Monday, December 13, 2010

Expectations

“Happiness equals reality minus expectations."


There is a shortage of joy and laughter in the world and a surplus of expectations, which leads to disappointment.   When we set expectations,  we put unnecessary pressure on ourselves and on others to meet our standards.  Expectations  limit our vision of reality and the future.  By expecting or demanding something based on our past experiences, we become too concerned about what should happen vs. what is happening and what could happen.  



Unmet expectations result in stress and aggravation.  Lowering expectations is an attitude adjustment, which allows us to stay sensible and lighthearted, creating opportunities for positive changes in our lives.  Exterminating expectations, allows seeing things through the eyes of others, a perspective that may be unexpected. 


The solution to stress is changing the outlook from demanding something to hoping for something.  Words like "expect, should, and must" create tension, and therefore, cause stress.  Words like "want, wish, need" are better, but are still demanding and self centered.  Switching from expectation to wishful thinking is a matter of perspective.


The best approach to dealing with others is motivation. the use of phrases such as: "I hope to see", "I would like", and "I would be thankful for" is a form of positive reinforcement.  To see the difference between expectations and hopes, try the following exercise and note the difference in how you feel:


Say "I expect you to do ___ or I will be upset." 

Then say: "I want you to _________. It would make me very happy." 

Now say this: "I will be grateful if you do______." 

Do you notice the difference between these three? 


Any statement that begins with "If you cared about me you would have" imposes conditions. Conditions, in turn, impose stress. The more someone fulfills our expectations in an attempt to please us, the more we want and expect of this person. One day, our bar will be raised too hight and someone will fail to make it, causing disappointment.

There is a famous saying "if you love someone, set them free".  Literally, it means that loving someone does not entitle us to use our love as a manipulation tool.  in other words, love does not entitle anyone to expectations or conditions on having that love.  


Respect, affection and love are all choices we make.  All three are unconditional gifts of kindness and care, which do not come with the right of entitlement.  Genuine love or affection for someone does not come with an ownership certificate.  We cannot control other people's actions, and therefore, any expectations and conditions imposed on others are futile.  

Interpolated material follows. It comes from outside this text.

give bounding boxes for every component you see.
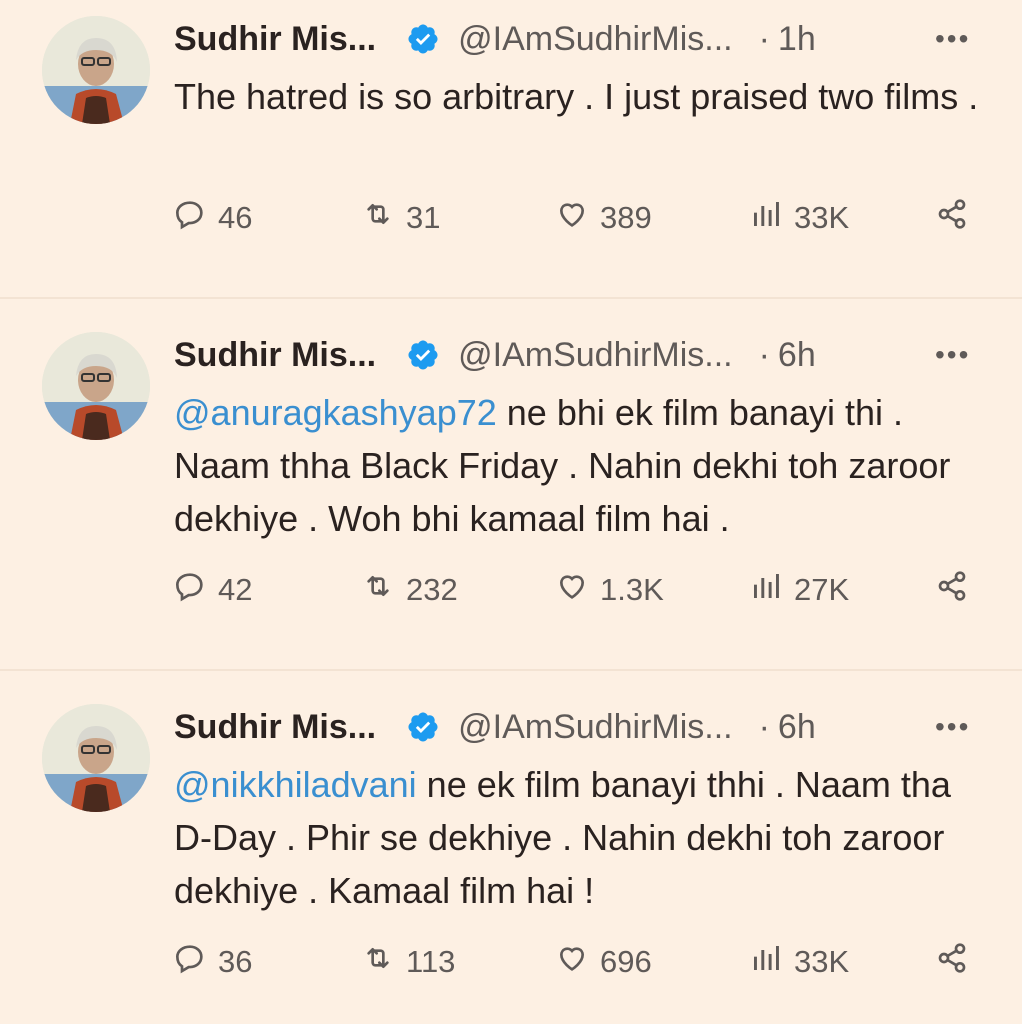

Happiness is a function of our mind, it is a gage on reality without the expectations. There are two ways of keeping our mind in check: re-evaluating our reality and lowering our expectations. Unfortunately, no one wants to try the latter.  People would rather stay depressed than be thankful for what they have accomplished. 


Fortunately, it is possible to achieve success and happiness at the same time.  We are not here to live up to other people's expectations. We are here to meet our own goals and fulfill our own dreams.  However, if we lower our expectations of others, almost everyone will exceed them.